Muara Sungai Sambong yang semakin dangkal kerap membuatnya mengelus dada, bukan hanya melelahkan, tapi juga menggerus ongkos melaut.

Pemandangan seperti itulah yang selama berbulan-bulan dirasakan nelayan di Tempat Pelelangan Ikan (TPI) Klidang Lor, Kabupaten Batang. 

Namun dengan rencana Pemkab Batang akan melakukan pengerukan, menjadi harapan bagi para nelayan.

Baca juga: Normalisasi Sungai Jadi Solusi Cepat, PUPR Batang Siapkan Anggaran 2026

Deru eskavator memecah kesunyian muara, mengeruk endapan lumpur yang selama ini menjadi penghalang tak kasatmata bagi perahu nelayan.

“Kalau air surut, kapal sering mentok. Mau tidak mau ditarik. Itu bisa nambah biaya sampai ratusan ribu,” kata Suparno kepada Tribunjateng, Selasa (20/1/2026).

Pendangkalan muara Sungai Sambong memang telah menjadi keluhan lama.

Kedalaman air yang kini tinggal sekitar satu meter membuat kapal nelayan kesulitan keluar-masuk dermaga, terutama saat surut. 

Kondisi ini tak hanya memperlambat distribusi hasil tangkapan, tetapi juga menggerus pendapatan nelayan kecil.

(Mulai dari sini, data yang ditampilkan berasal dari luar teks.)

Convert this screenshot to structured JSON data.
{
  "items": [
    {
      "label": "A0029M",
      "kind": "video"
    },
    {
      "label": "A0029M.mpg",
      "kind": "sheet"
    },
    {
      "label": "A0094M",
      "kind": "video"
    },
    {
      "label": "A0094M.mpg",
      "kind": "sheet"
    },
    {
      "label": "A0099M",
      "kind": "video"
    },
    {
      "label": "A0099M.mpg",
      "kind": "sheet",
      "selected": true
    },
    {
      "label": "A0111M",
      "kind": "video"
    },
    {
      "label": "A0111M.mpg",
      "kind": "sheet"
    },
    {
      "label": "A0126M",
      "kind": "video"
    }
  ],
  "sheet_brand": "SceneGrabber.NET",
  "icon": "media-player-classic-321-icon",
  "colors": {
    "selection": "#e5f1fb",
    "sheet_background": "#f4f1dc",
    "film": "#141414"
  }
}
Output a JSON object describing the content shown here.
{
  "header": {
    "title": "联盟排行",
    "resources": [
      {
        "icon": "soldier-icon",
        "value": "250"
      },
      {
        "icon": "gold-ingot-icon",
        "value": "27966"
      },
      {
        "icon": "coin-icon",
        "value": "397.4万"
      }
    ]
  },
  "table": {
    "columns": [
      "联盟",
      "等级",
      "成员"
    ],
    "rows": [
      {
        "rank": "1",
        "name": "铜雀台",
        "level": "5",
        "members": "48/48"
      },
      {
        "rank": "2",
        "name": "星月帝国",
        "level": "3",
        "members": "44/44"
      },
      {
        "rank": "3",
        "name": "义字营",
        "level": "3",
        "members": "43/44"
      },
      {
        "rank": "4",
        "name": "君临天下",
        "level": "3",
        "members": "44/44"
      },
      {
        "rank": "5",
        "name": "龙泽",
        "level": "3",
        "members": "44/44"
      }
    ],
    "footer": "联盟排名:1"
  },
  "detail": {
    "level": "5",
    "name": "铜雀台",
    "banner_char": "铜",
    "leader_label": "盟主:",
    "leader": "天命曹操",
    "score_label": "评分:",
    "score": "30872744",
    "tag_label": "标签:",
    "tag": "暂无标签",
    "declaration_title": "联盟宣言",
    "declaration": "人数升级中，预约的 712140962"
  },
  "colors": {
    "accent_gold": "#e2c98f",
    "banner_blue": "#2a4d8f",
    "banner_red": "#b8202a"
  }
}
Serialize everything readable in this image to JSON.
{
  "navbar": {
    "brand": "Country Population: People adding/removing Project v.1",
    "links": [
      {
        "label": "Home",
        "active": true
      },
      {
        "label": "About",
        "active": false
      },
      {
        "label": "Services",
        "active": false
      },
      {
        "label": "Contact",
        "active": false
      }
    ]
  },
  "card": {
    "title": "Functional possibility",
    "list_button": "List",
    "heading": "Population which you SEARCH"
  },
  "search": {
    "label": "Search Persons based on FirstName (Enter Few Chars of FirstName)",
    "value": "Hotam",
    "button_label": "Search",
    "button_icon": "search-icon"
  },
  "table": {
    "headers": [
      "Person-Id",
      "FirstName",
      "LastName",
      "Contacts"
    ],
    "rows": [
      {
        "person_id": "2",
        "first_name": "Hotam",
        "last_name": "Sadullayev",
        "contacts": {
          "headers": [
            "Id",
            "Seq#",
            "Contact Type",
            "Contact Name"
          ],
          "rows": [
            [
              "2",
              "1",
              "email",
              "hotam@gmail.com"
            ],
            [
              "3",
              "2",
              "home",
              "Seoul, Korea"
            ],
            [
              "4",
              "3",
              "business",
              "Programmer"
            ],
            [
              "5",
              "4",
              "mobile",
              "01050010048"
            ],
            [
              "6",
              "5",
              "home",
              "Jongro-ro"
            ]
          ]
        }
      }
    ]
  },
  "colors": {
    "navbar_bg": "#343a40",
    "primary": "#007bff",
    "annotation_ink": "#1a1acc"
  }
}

Plt Kepala Dinas Kelautan dan Perikanan (DKP) Batang, Agung Wisnu Bharata, turun langsung meninjau pengerukan.

Ia memastikan proses normalisasi berjalan sesuai rencana demi mengembalikan fungsi muara.

“Karena ini sudah dangkal, kedalamannya mungkin tinggal satu meter, sehingga kapal tidak bisa masuk. Maka hari ini kita cek langsung pengerukan di muara Sungai Sambong, tepatnya di TPI Klidang Lor,” kata Agung.

Bagi nelayan, pengerukan ini bukan sekadar proyek infrastruktur, melainkan penopang hidup. 

Dengan muara yang kembali dalam, kapal tak lagi perlu ditarik manual, dan biaya tambahan yang selama ini membebani bisa ditekan.

“Tujuan pengerukan untuk mempermudah lalu lintas kapal masuk dan keluar. Kalau tidak dikeruk, kapalnya harus ditarik dan itu butuh biaya tambahan yang cukup besar bagi nelayan,” jelasnya.

Tak hanya berdampak pada ekonomi pesisir, normalisasi muara sepanjang kurang lebih 300 meter ini juga menjadi tameng warga Sambong dari ancaman banjir musiman. 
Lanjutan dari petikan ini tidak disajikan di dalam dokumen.